Improved cardiac rhythm, good blood pressure, maintained stable brain functioning, reduced stress, increased sense of vitality, these are some of the physical benefits that can be felt when we have a stable network of good friends, the specialist indicates. Likewise, they help to increase oxytocin levels, known as “the love and happiness hormone”. Some even say that this could be a key factor to finding new treatments for some psychiatric disorders.

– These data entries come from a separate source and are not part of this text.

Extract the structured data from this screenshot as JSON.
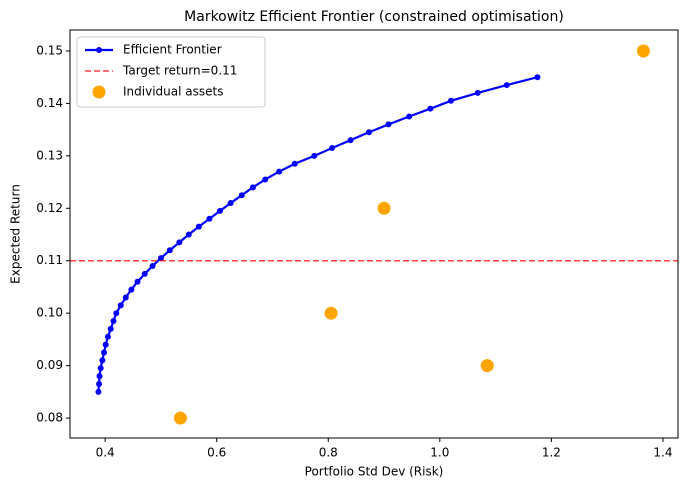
{
  "chart_data": {
    "type": "line",
    "title": "Markowitz Efficient Frontier (constrained optimisation)",
    "x_label": "Portfolio Std Dev (Risk)",
    "y_label": "Expected Return",
    "xlim": [
      0.337,
      1.427
    ],
    "ylim": [
      0.0762,
      0.154
    ],
    "xticks": [
      0.4,
      0.6,
      0.8,
      {
        "value": 1,
        "label": "1.0"
      },
      1.2,
      1.4
    ],
    "yticks": [
      0.08,
      0.09,
      {
        "value": 0.1,
        "label": "0.10"
      },
      0.11,
      0.12,
      0.13,
      0.14,
      0.15
    ],
    "legend": "upper left",
    "series": [
      {
        "name": "Efficient Frontier",
        "type": "line",
        "color": "#0000ff",
        "x": [
          0.388,
          0.389,
          0.39,
          0.392,
          0.395,
          0.398,
          0.401,
          0.405,
          0.41,
          0.415,
          0.42,
          0.428,
          0.437,
          0.447,
          0.458,
          0.471,
          0.485,
          0.5,
          0.516,
          0.533,
          0.55,
          0.568,
          0.587,
          0.606,
          0.625,
          0.645,
          0.665,
          0.687,
          0.712,
          0.74,
          0.775,
          0.807,
          0.84,
          0.873,
          0.908,
          0.945,
          0.983,
          1.02,
          1.068,
          1.12,
          1.175
        ],
        "values": [
          0.085,
          0.0865,
          0.088,
          0.0895,
          0.091,
          0.0925,
          0.094,
          0.0955,
          0.097,
          0.0985,
          0.1,
          0.1015,
          0.103,
          0.1045,
          0.106,
          0.1075,
          0.109,
          0.1105,
          0.112,
          0.1135,
          0.115,
          0.1165,
          0.118,
          0.1195,
          0.121,
          0.1225,
          0.124,
          0.1255,
          0.127,
          0.1285,
          0.13,
          0.1315,
          0.133,
          0.1345,
          0.136,
          0.1375,
          0.139,
          0.1405,
          0.142,
          0.1435,
          0.145
        ]
      },
      {
        "name": "Target return=0.11",
        "type": "hline",
        "color": "#ff0000",
        "value": 0.11
      },
      {
        "name": "Individual assets",
        "type": "scatter",
        "color": "#ffa500",
        "x": [
          0.535,
          0.805,
          0.9,
          1.085,
          1.365
        ],
        "values": [
          0.08,
          0.1,
          0.12,
          0.09,
          0.15
        ]
      }
    ]
  }
}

The benefits of a group of friends are widely recognized in the emotional sphere. They favor social interaction, allow one to feel accompanied, they help to face difficult situations with courage, promote teamwork, allow for the establishment of relationships of trust and quality with others. Having friends benefits links, a feeling of belong and friendship. In other words, it becomes a valuable circle from all points of view.

“Social” networks

As Doctor Guevara explains, “social networks have been increasing through the contribution of technology, and as a consequence emerges the possibility to feel supported, identified and motivated by being part of a determined group. Today we are at risk of suffering greater stress, generated, precisely, by the pressure exercised by the same networks.” She even comments that there are studies based on the same technology that confirm that a self-image is created on the internet and this does not always correspond to reality and even less so helps to establish affectionate links or share emotions.

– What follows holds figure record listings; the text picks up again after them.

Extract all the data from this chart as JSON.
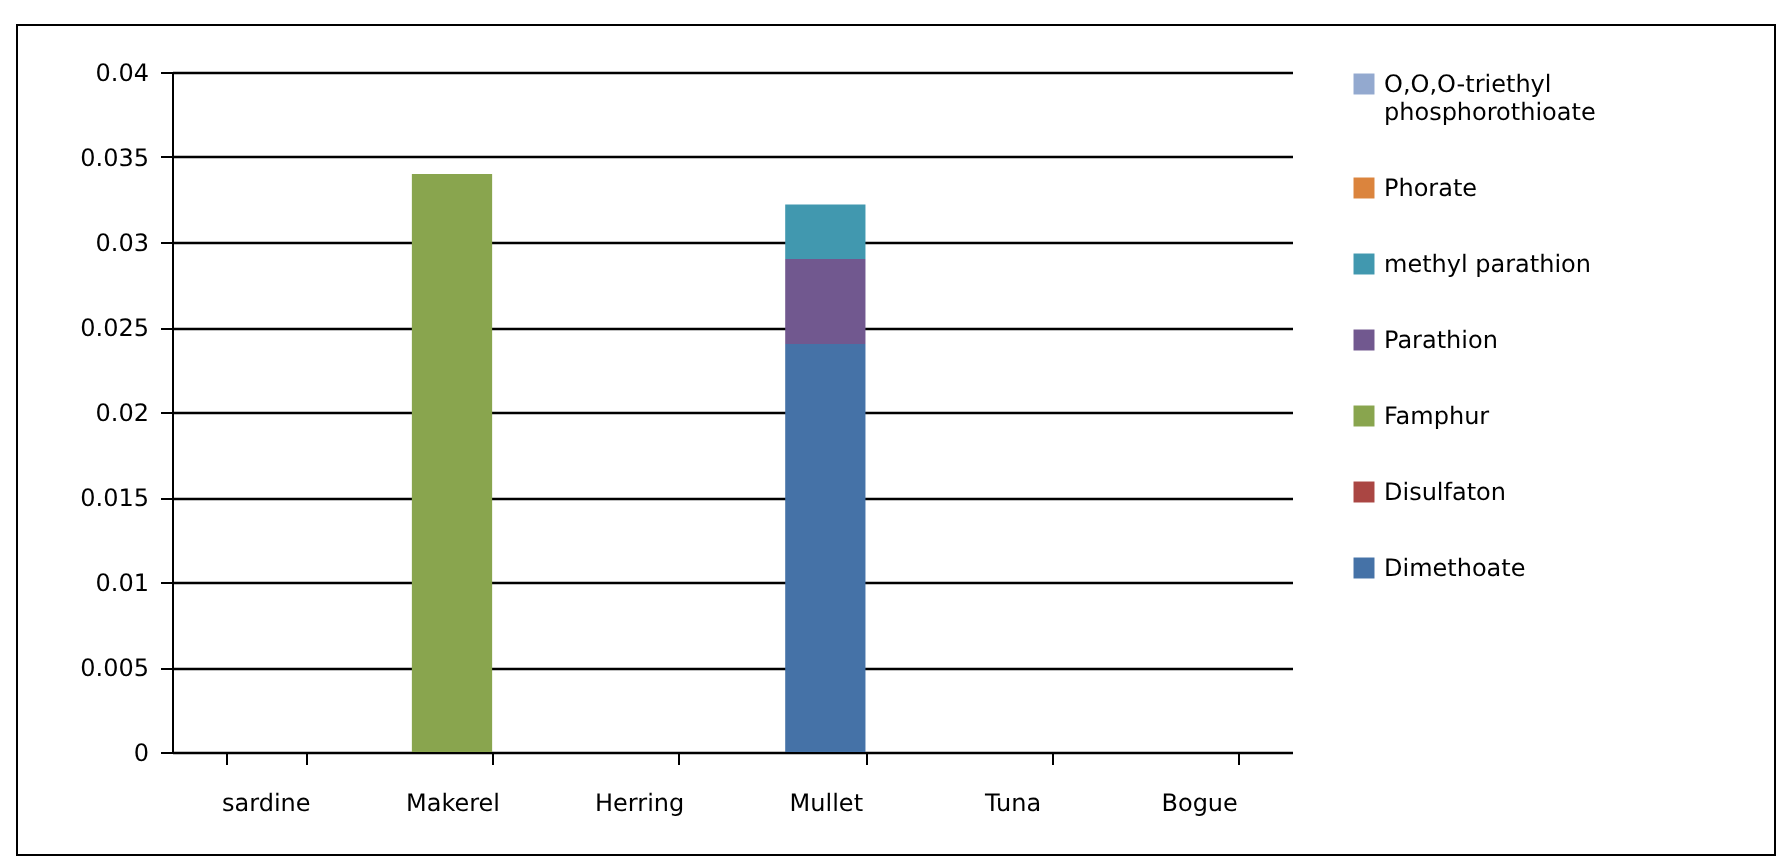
{
  "chart_data": {
    "type": "bar",
    "stacked": true,
    "categories": [
      "sardine",
      "Makerel",
      "Herring",
      "Mullet",
      "Tuna",
      "Bogue"
    ],
    "series": [
      {
        "name": "Dimethoate",
        "color": "#4572a7",
        "values": [
          0,
          0,
          0,
          0.024,
          0,
          0
        ]
      },
      {
        "name": "Disulfaton",
        "color": "#aa4643",
        "values": [
          0,
          0,
          0,
          0,
          0,
          0
        ]
      },
      {
        "name": "Famphur",
        "color": "#89a54e",
        "values": [
          0,
          0.034,
          0,
          0,
          0,
          0
        ]
      },
      {
        "name": "Parathion",
        "color": "#71588f",
        "values": [
          0,
          0,
          0,
          0.005,
          0,
          0
        ]
      },
      {
        "name": "methyl parathion",
        "color": "#4198af",
        "values": [
          0,
          0,
          0,
          0.0032,
          0,
          0
        ]
      },
      {
        "name": "Phorate",
        "color": "#db843d",
        "values": [
          0,
          0,
          0,
          0,
          0,
          0
        ]
      },
      {
        "name": "O,O,O-triethyl phosphorothioate",
        "color": "#93a9cf",
        "values": [
          0,
          0,
          0,
          0,
          0,
          0
        ]
      }
    ],
    "ylim": [
      0,
      0.04
    ],
    "yticks": [
      0,
      0.005,
      0.01,
      0.015,
      0.02,
      0.025,
      0.03,
      0.035,
      0.04
    ],
    "grid": "y",
    "legend": "right"
  }
}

From this perspective, the specialist states that the best thing is to have close friends with whom we can meet, because this can influence the mental health of all those that belong to this group.•

Belonging to a group of friends, even in the diversity of likes and personalities, contributes other life perspectives to one’s own.

Selection is key

There are explicit conditions that must be fulfilled when we choose our friends, so that they become a support network. Amongst these are the following:

  • Look for someone with whom we have things in common.
  • They will be a friend if they listen and support, but also if they question.
  • They must be a good person, not just to the friend but also to others.
  • Good friends do not ask for anything in return, just friendship.
  • Choose someone who helps you be better, not because they give you gifts and tell you how good you look, but because they accompany, respect and understand you.
  • Choose someone who shares experiences and moments. It is not the amount of time, but the quality of the company, that is important.
  • Having few friends does not indicate a lack of popularity, but a valuable selection that must be cared for with love.